A requirement is missed in your list. If $a,b \in \mathbb C$, it must also hold $$\langle \alpha| a\beta + b\beta' \rangle = a\langle \alpha| \beta \rangle + b\langle \alpha|\beta' \rangle\:.$$
Regarding your question, consider the $2\times 2$ matrix $A:= diag(-2,1)$ and define in $\mathbb C^2$ $$\langle \vec{x}| \vec{y}\rangle := {\vec{x}^*}^t A \vec{y}$$ where $\vec{z} = (a,b)^t$ with $a,b \in \mathbb C$ and $\vec{z}^* = (a^*,b^*)^t$.
With this definition the first requirement is true (together the one I added), but the second is false because, if $\vec{x}=(1,1)^t$ you find $$\langle \vec{x}| \vec{x} \rangle = -1\:.$$
But I'm not able to understand why the second postulate is required.

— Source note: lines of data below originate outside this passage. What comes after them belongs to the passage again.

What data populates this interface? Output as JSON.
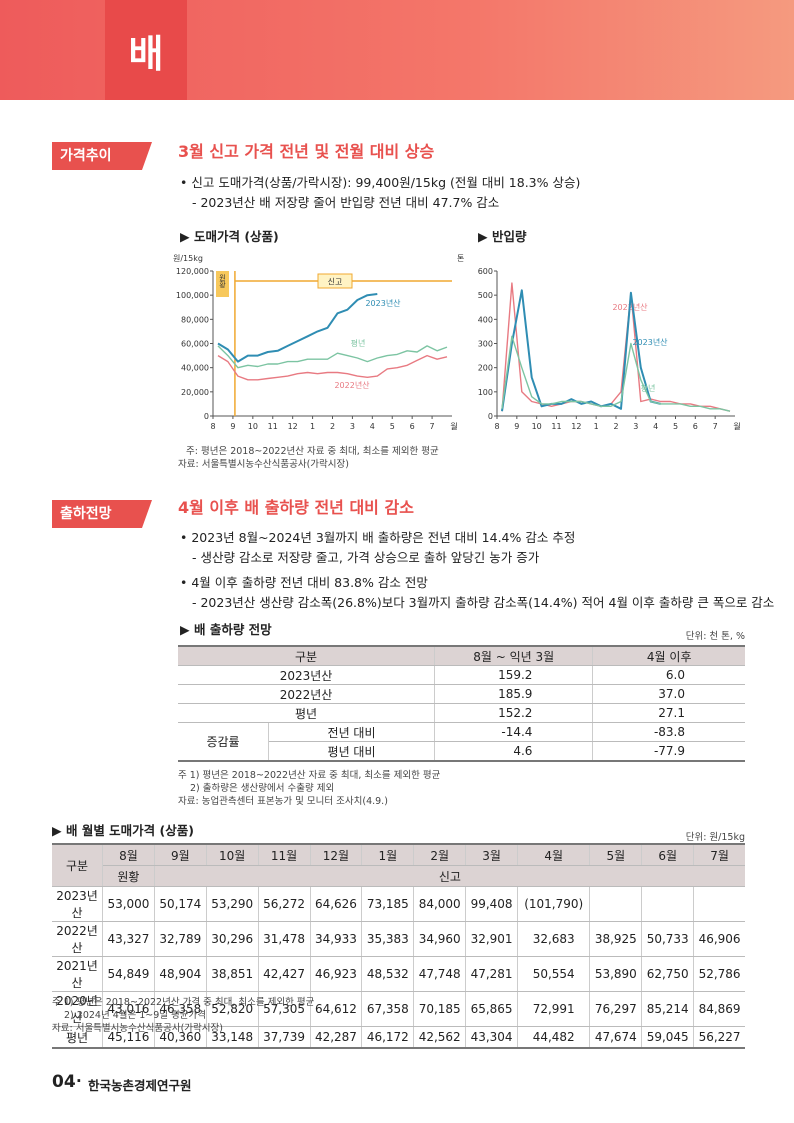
{
  "header": {
    "title": "배"
  },
  "section1": {
    "tag": "가격추이",
    "heading": "3월 신고 가격 전년 및 전월 대비 상승",
    "bullets": [
      "• 신고 도매가격(상품/가락시장): 99,400원/15kg (전월 대비 18.3% 상승)",
      "- 2023년산 배 저장량 줄어 반입량 전년 대비 47.7% 감소"
    ],
    "captions": [
      "▶ 도매가격 (상품)",
      "▶ 반입량"
    ],
    "notes": [
      "주: 평년은 2018~2022년산 자료 중 최대, 최소를 제외한 평균",
      "자료: 서울특별시농수산식품공사(가락시장)"
    ]
  },
  "chart_data": [
    {
      "type": "line",
      "y_unit": "원/15kg",
      "x_unit": "월",
      "annotations": [
        "원황",
        "신고"
      ],
      "categories": [
        "8",
        null,
        "9",
        null,
        "10",
        null,
        "11",
        null,
        "12",
        null,
        "1",
        null,
        "2",
        null,
        "3",
        null,
        "4",
        null,
        "5",
        null,
        "6",
        null,
        "7",
        null
      ],
      "ylim": [
        0,
        120000
      ],
      "yticks": [
        0,
        {
          "value": 20000,
          "label": "20,000"
        },
        {
          "value": 40000,
          "label": "40,000"
        },
        {
          "value": 60000,
          "label": "60,000"
        },
        {
          "value": 80000,
          "label": "80,000"
        },
        {
          "value": 100000,
          "label": "100,000"
        },
        {
          "value": 120000,
          "label": "120,000"
        }
      ],
      "series": [
        {
          "name": "2023년산",
          "color": "#2f8db3",
          "values": [
            60000,
            55000,
            45000,
            50000,
            50000,
            53000,
            54000,
            58000,
            62000,
            66000,
            70000,
            73000,
            85000,
            88000,
            96000,
            100000,
            101000,
            null,
            null,
            null,
            null,
            null,
            null,
            null
          ]
        },
        {
          "name": "평년",
          "color": "#7cc4a2",
          "values": [
            58000,
            50000,
            40000,
            42000,
            41000,
            43000,
            43000,
            45000,
            45000,
            47000,
            47000,
            47000,
            52000,
            50000,
            48000,
            45000,
            48000,
            50000,
            51000,
            54000,
            53000,
            58000,
            54000,
            57000
          ]
        },
        {
          "name": "2022년산",
          "color": "#e87a82",
          "values": [
            50000,
            45000,
            33000,
            30000,
            30000,
            31000,
            32000,
            33000,
            35000,
            36000,
            35000,
            36000,
            36000,
            35000,
            33000,
            32000,
            33000,
            39000,
            40000,
            42000,
            46000,
            50000,
            47000,
            49000
          ]
        }
      ]
    },
    {
      "type": "line",
      "y_unit": "톤",
      "x_unit": "월",
      "categories": [
        "8",
        null,
        "9",
        null,
        "10",
        null,
        "11",
        null,
        "12",
        null,
        "1",
        null,
        "2",
        null,
        "3",
        null,
        "4",
        null,
        "5",
        null,
        "6",
        null,
        "7",
        null
      ],
      "ylim": [
        0,
        600
      ],
      "yticks": [
        0,
        100,
        200,
        300,
        400,
        500,
        600
      ],
      "series": [
        {
          "name": "2022년산",
          "color": "#e87a82",
          "values": [
            20,
            550,
            100,
            60,
            50,
            40,
            50,
            60,
            60,
            50,
            40,
            50,
            100,
            510,
            60,
            70,
            60,
            60,
            50,
            50,
            40,
            40,
            30,
            20
          ]
        },
        {
          "name": "2023년산",
          "color": "#2f8db3",
          "values": [
            20,
            300,
            520,
            160,
            40,
            50,
            50,
            70,
            50,
            60,
            40,
            50,
            30,
            510,
            200,
            60,
            50,
            null,
            null,
            null,
            null,
            null,
            null,
            null
          ]
        },
        {
          "name": "평년",
          "color": "#7cc4a2",
          "values": [
            30,
            330,
            200,
            80,
            50,
            50,
            60,
            60,
            60,
            50,
            40,
            40,
            60,
            300,
            150,
            60,
            50,
            50,
            50,
            40,
            40,
            30,
            30,
            20
          ]
        }
      ]
    }
  ],
  "section2": {
    "tag": "출하전망",
    "heading": "4월 이후 배 출하량 전년 대비 감소",
    "bullets": [
      "• 2023년 8월~2024년 3월까지 배 출하량은 전년 대비 14.4% 감소 추정",
      "- 생산량 감소로 저장량 줄고, 가격 상승으로 출하 앞당긴 농가 증가",
      "• 4월 이후 출하량 전년 대비 83.8% 감소 전망",
      "- 2023년산 생산량 감소폭(26.8%)보다 3월까지 출하량 감소폭(14.4%) 적어 4월 이후 출하량 큰 폭으로 감소"
    ],
    "caption": "▶ 배 출하량 전망",
    "unit": "단위: 천 톤, %",
    "table": {
      "header": [
        "구분",
        "8월 ~ 익년 3월",
        "4월 이후"
      ],
      "rows": [
        [
          "2023년산",
          "159.2",
          "6.0"
        ],
        [
          "2022년산",
          "185.9",
          "37.0"
        ],
        [
          "평년",
          "152.2",
          "27.1"
        ]
      ],
      "change": {
        "label": "증감률",
        "rows": [
          [
            "전년 대비",
            "-14.4",
            "-83.8"
          ],
          [
            "평년 대비",
            "4.6",
            "-77.9"
          ]
        ]
      }
    },
    "notes": [
      "주 1) 평년은 2018~2022년산 자료 중 최대, 최소를 제외한 평균",
      "2) 출하량은 생산량에서 수출량 제외",
      "자료: 농업관측센터 표본농가 및 모니터 조사치(4.9.)"
    ]
  },
  "section3": {
    "caption": "▶ 배 월별 도매가격 (상품)",
    "unit": "단위: 원/15kg",
    "table": {
      "corner": "구분",
      "months": [
        "8월",
        "9월",
        "10월",
        "11월",
        "12월",
        "1월",
        "2월",
        "3월",
        "4월",
        "5월",
        "6월",
        "7월"
      ],
      "varieties": [
        "원황",
        "신고"
      ],
      "rows": [
        {
          "name": "2023년산",
          "values": [
            "53,000",
            "50,174",
            "53,290",
            "56,272",
            "64,626",
            "73,185",
            "84,000",
            "99,408",
            "(101,790)"
          ]
        },
        {
          "name": "2022년산",
          "values": [
            "43,327",
            "32,789",
            "30,296",
            "31,478",
            "34,933",
            "35,383",
            "34,960",
            "32,901",
            "32,683",
            "38,925",
            "50,733",
            "46,906"
          ]
        },
        {
          "name": "2021년산",
          "values": [
            "54,849",
            "48,904",
            "38,851",
            "42,427",
            "46,923",
            "48,532",
            "47,748",
            "47,281",
            "50,554",
            "53,890",
            "62,750",
            "52,786"
          ]
        },
        {
          "name": "2020년산",
          "values": [
            "43,016",
            "46,358",
            "52,820",
            "57,305",
            "64,612",
            "67,358",
            "70,185",
            "65,865",
            "72,991",
            "76,297",
            "85,214",
            "84,869"
          ]
        },
        {
          "name": "평년",
          "values": [
            "45,116",
            "40,360",
            "33,148",
            "37,739",
            "42,287",
            "46,172",
            "42,562",
            "43,304",
            "44,482",
            "47,674",
            "59,045",
            "56,227"
          ]
        }
      ]
    },
    "notes": [
      "주 1) 평년은 2018~2022년산 가격 중 최대, 최소를 제외한 평균",
      "2) 2024년 4월은 1~9일 평균가격",
      "자료: 서울특별시농수산식품공사(가락시장)"
    ]
  },
  "footer": {
    "page": "04",
    "org": "한국농촌경제연구원"
  }
}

Can't it be derived from the first postulate?
No. What you can derive from the first postulate is that $\langle \alpha|\alpha\rangle$ must be real since $\langle \alpha|\alpha\rangle = \langle \alpha|\alpha\rangle^\ast$. There's nothing in this that says that this real number must be non-negative.

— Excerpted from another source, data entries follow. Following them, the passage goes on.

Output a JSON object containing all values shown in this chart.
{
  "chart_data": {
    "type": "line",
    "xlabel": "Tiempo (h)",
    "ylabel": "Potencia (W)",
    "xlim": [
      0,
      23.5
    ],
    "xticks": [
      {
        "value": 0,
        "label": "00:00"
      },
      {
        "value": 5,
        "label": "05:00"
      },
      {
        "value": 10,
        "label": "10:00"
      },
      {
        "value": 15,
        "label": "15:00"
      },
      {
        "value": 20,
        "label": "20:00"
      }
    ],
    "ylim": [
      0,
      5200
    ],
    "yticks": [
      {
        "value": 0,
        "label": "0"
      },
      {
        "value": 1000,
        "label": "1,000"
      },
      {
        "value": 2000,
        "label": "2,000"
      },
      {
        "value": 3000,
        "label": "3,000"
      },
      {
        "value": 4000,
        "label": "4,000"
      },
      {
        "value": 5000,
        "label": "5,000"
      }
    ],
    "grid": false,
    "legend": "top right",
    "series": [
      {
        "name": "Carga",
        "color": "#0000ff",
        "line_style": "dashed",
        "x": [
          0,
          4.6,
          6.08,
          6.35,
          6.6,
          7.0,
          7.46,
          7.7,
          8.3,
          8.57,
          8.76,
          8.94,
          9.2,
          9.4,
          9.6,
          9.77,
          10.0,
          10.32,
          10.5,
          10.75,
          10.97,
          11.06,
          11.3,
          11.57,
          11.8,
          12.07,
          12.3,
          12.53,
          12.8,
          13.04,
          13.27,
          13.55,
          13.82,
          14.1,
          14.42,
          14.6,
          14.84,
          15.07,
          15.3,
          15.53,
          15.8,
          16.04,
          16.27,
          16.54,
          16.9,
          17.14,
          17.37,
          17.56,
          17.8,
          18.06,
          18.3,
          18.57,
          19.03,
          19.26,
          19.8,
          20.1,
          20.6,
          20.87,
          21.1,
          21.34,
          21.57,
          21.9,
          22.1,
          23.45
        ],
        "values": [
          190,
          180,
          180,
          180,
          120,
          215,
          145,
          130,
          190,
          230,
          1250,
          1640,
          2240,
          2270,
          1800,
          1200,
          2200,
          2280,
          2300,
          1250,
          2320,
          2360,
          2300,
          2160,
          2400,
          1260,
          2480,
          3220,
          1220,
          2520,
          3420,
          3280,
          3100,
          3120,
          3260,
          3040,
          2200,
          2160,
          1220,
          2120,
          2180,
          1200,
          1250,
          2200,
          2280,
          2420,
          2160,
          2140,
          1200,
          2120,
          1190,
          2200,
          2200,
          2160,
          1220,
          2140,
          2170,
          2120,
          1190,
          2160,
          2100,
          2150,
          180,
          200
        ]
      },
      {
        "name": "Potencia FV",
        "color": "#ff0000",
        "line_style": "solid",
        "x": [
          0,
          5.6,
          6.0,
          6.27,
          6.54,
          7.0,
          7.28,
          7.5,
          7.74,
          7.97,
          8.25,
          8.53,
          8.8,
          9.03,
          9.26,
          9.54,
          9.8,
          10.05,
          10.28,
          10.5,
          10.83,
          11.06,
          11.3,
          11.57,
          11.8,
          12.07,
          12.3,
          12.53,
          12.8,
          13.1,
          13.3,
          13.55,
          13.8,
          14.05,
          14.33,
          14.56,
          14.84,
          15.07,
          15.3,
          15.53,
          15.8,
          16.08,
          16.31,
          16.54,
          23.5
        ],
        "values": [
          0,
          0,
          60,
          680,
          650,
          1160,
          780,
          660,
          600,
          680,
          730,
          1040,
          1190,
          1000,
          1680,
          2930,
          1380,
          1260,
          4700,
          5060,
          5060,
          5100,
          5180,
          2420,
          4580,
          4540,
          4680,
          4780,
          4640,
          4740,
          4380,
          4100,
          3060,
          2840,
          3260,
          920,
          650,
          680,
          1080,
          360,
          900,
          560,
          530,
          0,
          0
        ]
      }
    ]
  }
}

For example, consider the function $f(\alpha,\beta) = -\alpha^\ast\beta$ for $\alpha,\beta \in \mathbb C$. This satisfies the first listed postulate of an inner product over $\mathbb C$ because $f(\beta,\alpha) = -\beta^\ast\alpha = (-\alpha^\ast\beta)^\ast = f(\alpha,\beta)^\ast$. It does not the second postulate because $f(1,1) = f(i,i) = -1$
You shouldn't really say "in quantum mechanics", because the definition above (with the addition by Valter Moretti, that it is linear in the second component) is actually just the definition of a scalar product, a very general notion.
There are many possible answers why the scalar product should be positive, but the simplest is that $\langle f, f \rangle$ is supposed to give you the squared norm $\| f\|^2$ of $f$, so some sense of length, or weight, and norms or lengths or weights should be positive. In quantum mechanics, this will turn out to be a probability, and also probabilities should be non-negative real numbers.